Make A Nerdy Living: How To Turn Your Passions Into Profit, With Advice From Nerds Around The Globe, by Alex Langley
In reading this book I wondered if I was the right kind of nerd. To be sure, I have engaged in some of the activities discussed in this book (like blogging and writing longer form writing), but at the same time this author seems to make assumptions about the sort of nerd that would appreciate that and I must admit that I am not the sort of nerd who likes to go to conventions or is possessed of a great deal of visual art ability or is a particularly crafty person. Perhaps the author is casting a wide net in order to achieve the highest degree of possible readers, but it is probably also the case that the author is somewhat confused about the difference between geeky livings (about which this book will surely help one out with) and nerdy livings (which is only partly true, as there are many kinds of nerds, not all of whom happen to be anime or comic book or gaming nerds). Even if I did not fully relate to this book, there was a lot about the book I enjoyed and there are a great many people who will like this book and get a lot more out of it than I did.

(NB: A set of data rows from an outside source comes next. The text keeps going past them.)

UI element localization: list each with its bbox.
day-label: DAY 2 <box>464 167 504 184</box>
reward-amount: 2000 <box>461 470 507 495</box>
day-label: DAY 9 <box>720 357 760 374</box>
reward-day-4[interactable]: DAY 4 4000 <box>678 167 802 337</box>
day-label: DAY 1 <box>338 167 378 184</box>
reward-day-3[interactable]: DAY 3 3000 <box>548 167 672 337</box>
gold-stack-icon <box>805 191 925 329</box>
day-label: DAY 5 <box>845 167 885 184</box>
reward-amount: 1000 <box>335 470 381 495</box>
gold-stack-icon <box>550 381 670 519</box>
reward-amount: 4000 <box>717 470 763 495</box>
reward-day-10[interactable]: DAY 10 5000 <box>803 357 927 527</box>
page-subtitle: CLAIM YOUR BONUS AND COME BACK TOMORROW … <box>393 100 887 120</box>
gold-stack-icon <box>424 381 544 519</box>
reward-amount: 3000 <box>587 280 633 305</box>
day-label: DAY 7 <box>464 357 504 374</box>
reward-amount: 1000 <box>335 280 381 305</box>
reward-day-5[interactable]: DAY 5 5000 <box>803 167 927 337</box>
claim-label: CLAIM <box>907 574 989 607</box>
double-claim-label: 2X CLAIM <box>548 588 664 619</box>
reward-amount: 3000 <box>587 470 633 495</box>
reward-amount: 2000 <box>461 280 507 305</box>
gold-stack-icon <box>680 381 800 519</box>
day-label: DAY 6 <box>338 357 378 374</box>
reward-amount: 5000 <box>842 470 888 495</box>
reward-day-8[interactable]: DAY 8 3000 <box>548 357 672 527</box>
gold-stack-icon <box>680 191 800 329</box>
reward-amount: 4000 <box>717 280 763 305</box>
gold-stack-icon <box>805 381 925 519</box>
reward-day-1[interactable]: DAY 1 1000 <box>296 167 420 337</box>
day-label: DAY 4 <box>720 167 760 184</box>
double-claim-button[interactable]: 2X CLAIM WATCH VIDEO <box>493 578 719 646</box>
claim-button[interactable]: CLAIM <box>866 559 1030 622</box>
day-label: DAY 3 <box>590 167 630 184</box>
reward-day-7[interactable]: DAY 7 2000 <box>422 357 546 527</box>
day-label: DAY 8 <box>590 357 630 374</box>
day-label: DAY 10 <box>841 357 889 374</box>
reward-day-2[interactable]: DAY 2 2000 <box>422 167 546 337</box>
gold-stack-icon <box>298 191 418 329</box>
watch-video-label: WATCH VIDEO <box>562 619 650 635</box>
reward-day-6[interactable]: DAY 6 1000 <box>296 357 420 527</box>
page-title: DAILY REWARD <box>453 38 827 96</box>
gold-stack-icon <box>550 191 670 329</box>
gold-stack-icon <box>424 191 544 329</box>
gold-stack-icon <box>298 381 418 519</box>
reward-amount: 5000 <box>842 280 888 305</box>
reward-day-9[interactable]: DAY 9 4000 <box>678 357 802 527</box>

This book is a short one at almost 250 pages, many of them gorgeously illustrated. The author begins with a discussion about the life that the reader is (presumably) living. After that there are nine chapters that detail various livings that one can make as a nerd: blogging (1), making videos (2), cosplay (3), crafting (4), gaming (5), bringing nerdiness to conventional careers (6), podcasting (7), art and comics (8), and writing books (9). Throughout the book the chapters are filled with advice from various nerds, some of whom I tend to follow myself on YouTube or other social media platforms. In general the advice given has a high degree of professionalism involved, and a realistic appraisal of the difficulties involved as well as the need to be both flexible in one’s approach to gaining attention, aware of multiple cash streams in order to help one’s nerdiness pay, and cognizant of the high degree of complexity that can be involved in seeking to differentiate oneself from others or find a clear enough niche for oneself. The author has certainly made nerdiness pay for him, though.

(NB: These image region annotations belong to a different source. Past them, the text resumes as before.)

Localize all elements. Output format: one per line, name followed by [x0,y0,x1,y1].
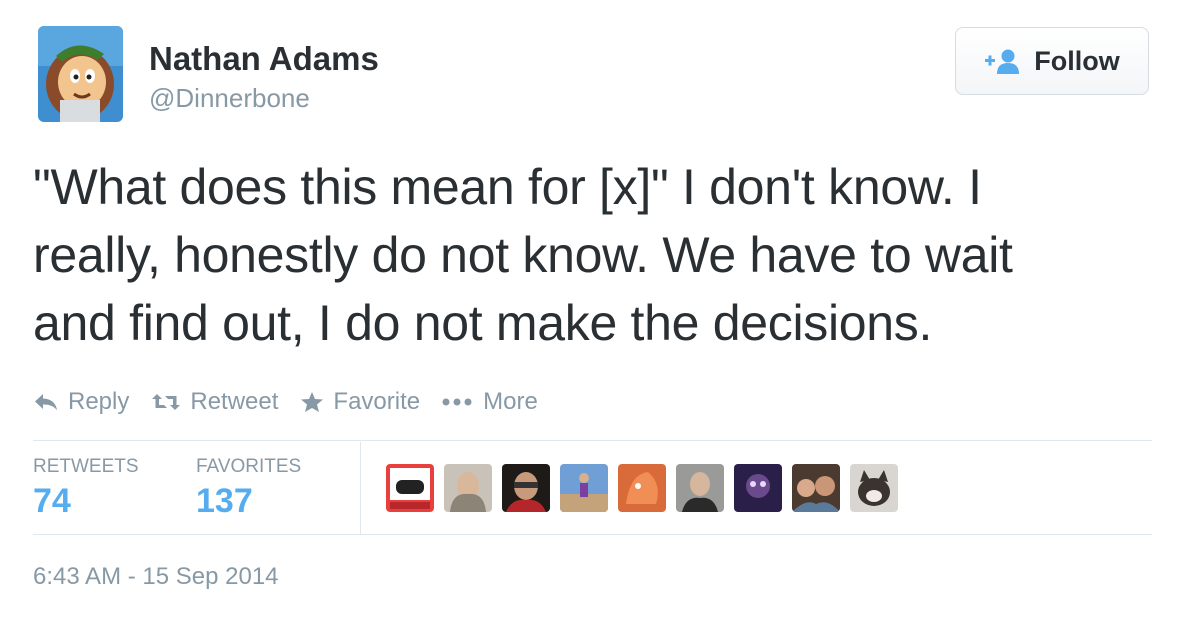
favoriter-avatars [386,464,898,512]
more-label: More [483,388,538,415]
favorites-count: 137 [196,482,253,520]
favoriter-avatar[interactable] [444,464,492,512]
favoriter-avatar[interactable] [386,464,434,512]
favoriter-avatar[interactable] [850,464,898,512]
reply-action[interactable]: Reply [33,388,129,416]
favoriter-avatar[interactable] [734,464,782,512]
favorites-stat[interactable]: FAVORITES 137 [196,456,301,521]
divider [33,440,1152,441]
tweet-actions: Reply Retweet Favorite More [33,385,560,419]
favoriter-avatar[interactable] [502,464,550,512]
user-handle[interactable]: @Dinnerbone [149,83,310,114]
more-dots-icon [442,398,472,406]
retweet-icon [152,394,181,410]
tweet-text: "What does this mean for [x]" I don't kn… [33,153,1163,357]
stats-separator [360,442,361,534]
follow-button-label: Follow [1034,45,1120,76]
reply-icon [35,394,57,410]
favoriter-avatar[interactable] [618,464,666,512]
tweet-timestamp[interactable]: 6:43 AM - 15 Sep 2014 [33,563,279,591]
retweets-label: RETWEETS [33,456,139,477]
retweets-stat[interactable]: RETWEETS 74 [33,456,139,521]
favoriter-avatar[interactable] [560,464,608,512]
add-user-icon [984,48,1022,74]
follow-button[interactable]: Follow [955,27,1149,95]
tweet-text-line: really, honestly do not know. We have to… [33,227,1013,283]
user-avatar[interactable] [38,26,123,122]
reply-label: Reply [68,388,130,415]
favorites-label: FAVORITES [196,456,302,477]
divider [33,534,1152,535]
retweet-label: Retweet [190,388,279,415]
retweet-action[interactable]: Retweet [151,388,278,416]
tweet-text-line: and find out, I do not make the decision… [33,295,933,351]
user-display-name[interactable]: Nathan Adams [149,40,379,78]
star-icon [301,392,324,412]
favorite-label: Favorite [333,388,421,415]
tweet-card: Nathan Adams @Dinnerbone Follow "What do… [0,0,1192,624]
favoriter-avatar[interactable] [792,464,840,512]
more-action[interactable]: More [442,388,538,416]
favoriter-avatar[interactable] [676,464,724,512]
tweet-text-line: "What does this mean for [x]" I don't kn… [33,159,982,215]
favorite-action[interactable]: Favorite [300,388,420,416]
retweets-count: 74 [33,482,71,520]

What one gets out of a book like this depends in large part of what one wants to or is able to put into this book and its suggestions. The author makes it pretty clear that in order to make money as a nerd it pays to have money already. Most of the ways the author shows of making money require either a heavy time commitment and/or a heavy money commitment in paying for artwork, technology, editing, and other services. That said, the author is also keen on reminding nerds, especially those of us who feel somewhat isolated like I do, that we are all in this together. As a book reviewer, I am definitely someone who nerds that right book or who make products (like games) that I would also review would want to know because my nerdiness can help their own. When it becomes easier for nerds to work together and share their own passions and interests and talents, it becomes easier for other nerds to have good examples of what best practices to use. Clearly, this author has built up a good network of fellow nerds, and many of the people he talks to have done similarly well, and that is something to celebrate.